Harborless, a collection of poems informed by Great Lakes shipwrecks, is part history and part reinvention. The poems explore tragic wrecks in rivers and lakes, finding and forming artistic meaning from destruction and death. Each poem begins in a real, historical moment that Cindy Hunter Morgan transforms into an imagined truth. The imaginative element is essential to this work as it provides a previously unseen glimpse into the lives affected by shipwrecks. The poems in Harborless confront the mysteries surrounding the objects that cover the floor of the Great Lakes by both deepening our understanding of the unknown and teaching great empathy for a life most of us will never know.

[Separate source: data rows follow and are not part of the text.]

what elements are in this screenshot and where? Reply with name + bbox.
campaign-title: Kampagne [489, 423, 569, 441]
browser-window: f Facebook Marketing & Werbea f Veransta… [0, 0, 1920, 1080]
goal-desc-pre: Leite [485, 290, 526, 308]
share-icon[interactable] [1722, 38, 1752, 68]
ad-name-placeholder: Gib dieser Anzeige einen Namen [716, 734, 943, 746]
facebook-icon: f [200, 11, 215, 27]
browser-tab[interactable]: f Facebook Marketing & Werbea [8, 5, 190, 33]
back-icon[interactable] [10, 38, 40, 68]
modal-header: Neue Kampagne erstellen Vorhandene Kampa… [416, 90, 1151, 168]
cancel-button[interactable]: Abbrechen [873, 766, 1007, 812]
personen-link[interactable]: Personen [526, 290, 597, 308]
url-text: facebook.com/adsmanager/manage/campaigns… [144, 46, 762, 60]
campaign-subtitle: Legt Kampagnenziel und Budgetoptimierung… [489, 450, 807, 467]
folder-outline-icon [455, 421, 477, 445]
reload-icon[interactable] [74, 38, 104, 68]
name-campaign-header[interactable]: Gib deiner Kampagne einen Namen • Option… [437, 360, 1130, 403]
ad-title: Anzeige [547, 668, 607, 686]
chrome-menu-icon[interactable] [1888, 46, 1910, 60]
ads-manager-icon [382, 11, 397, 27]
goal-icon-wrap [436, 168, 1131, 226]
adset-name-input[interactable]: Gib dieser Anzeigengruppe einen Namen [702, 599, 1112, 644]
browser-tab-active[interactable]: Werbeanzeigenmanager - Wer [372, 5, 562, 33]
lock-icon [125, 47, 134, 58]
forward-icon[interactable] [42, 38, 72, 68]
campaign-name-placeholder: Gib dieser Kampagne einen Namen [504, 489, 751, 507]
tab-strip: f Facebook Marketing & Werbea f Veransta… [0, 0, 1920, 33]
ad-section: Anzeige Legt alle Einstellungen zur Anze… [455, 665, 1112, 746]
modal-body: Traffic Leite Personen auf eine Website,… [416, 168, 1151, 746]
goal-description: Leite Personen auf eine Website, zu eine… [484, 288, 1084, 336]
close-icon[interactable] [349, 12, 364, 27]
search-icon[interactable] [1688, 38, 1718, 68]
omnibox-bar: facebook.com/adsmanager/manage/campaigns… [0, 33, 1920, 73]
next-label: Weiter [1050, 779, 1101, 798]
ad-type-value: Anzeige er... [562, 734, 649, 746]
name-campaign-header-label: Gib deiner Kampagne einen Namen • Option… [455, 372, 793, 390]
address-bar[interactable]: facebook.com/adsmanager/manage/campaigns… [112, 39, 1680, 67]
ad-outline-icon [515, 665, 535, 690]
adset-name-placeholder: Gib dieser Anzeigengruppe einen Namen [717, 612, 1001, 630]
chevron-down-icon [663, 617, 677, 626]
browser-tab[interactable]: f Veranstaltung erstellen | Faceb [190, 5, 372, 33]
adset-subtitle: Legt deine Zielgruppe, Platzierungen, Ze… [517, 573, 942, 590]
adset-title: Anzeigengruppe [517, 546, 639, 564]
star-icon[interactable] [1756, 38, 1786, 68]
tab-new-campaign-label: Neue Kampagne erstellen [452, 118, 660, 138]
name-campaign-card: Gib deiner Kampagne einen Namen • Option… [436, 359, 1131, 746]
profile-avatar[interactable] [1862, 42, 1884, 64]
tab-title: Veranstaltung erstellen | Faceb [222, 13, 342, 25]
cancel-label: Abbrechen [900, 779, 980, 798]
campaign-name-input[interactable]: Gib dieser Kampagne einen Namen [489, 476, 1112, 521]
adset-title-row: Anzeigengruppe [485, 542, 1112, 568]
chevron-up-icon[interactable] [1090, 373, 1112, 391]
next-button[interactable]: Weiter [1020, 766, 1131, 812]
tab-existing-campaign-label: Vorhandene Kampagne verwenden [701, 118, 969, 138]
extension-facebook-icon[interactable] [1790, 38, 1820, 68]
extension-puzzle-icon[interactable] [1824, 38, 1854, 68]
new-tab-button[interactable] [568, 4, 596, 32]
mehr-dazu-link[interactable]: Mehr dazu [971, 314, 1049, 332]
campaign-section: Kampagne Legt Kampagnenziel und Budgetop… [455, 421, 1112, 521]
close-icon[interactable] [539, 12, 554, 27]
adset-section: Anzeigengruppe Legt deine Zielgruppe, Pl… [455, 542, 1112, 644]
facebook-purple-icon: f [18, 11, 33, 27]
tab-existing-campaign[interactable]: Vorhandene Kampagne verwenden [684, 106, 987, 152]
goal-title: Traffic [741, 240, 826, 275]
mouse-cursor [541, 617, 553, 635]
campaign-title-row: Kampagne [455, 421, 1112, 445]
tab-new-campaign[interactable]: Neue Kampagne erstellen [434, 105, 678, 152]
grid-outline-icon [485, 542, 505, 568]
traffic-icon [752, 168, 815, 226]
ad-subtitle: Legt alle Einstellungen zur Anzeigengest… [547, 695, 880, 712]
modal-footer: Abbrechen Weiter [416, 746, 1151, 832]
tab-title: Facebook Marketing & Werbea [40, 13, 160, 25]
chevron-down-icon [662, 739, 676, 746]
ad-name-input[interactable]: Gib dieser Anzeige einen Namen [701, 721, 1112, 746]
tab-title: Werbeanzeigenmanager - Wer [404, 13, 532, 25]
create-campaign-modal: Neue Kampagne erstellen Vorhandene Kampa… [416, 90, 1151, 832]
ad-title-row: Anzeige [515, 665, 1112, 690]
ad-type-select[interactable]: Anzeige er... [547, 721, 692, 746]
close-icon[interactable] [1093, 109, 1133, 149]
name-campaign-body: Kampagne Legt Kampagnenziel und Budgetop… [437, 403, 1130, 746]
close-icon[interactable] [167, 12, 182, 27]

Morgan creates a melodic and eerie scene for each poem, memorializing ships through lines such as, "Fishermen wondered why they caught Balsam and Spruce / their nets full of forests, not fish," and "They touched places light could not reach." Most of the poems are titled after the name of a ship, the year of the wreck, and the lake in which the ship met disaster. The book’s time frame spans from wrecks that precede the Civil War to those involving modern ore carriers. Throughout this collection are six "Deckhand" poems, which give face to a fully imagined deckhand and offer a character for the reader to follow, someone who appears and reappears, surfacing even after others have drowned. Who and what is left behind in this collection speaks to finality and death and "things made for dying." Very little is known when a ship sinks other than the obvious: there was a collision, a fire, a storm, or an explosion. Hunter works to fill in these gaps and to keep these stories alive with profound thoughtfulness and insight.
Tony Hoagland said that one of the powers of poetry is to locate and assert value. This collection accomplishes that task through history and imagination, producing lake lore that will speak to historians and those interested in ships, poetry, and the Great Lakes.
Phil Leslie is a favorite storyteller here in Hamtramck, and will be sharing maritime songs, tales, and whatever else he has up his sleeve!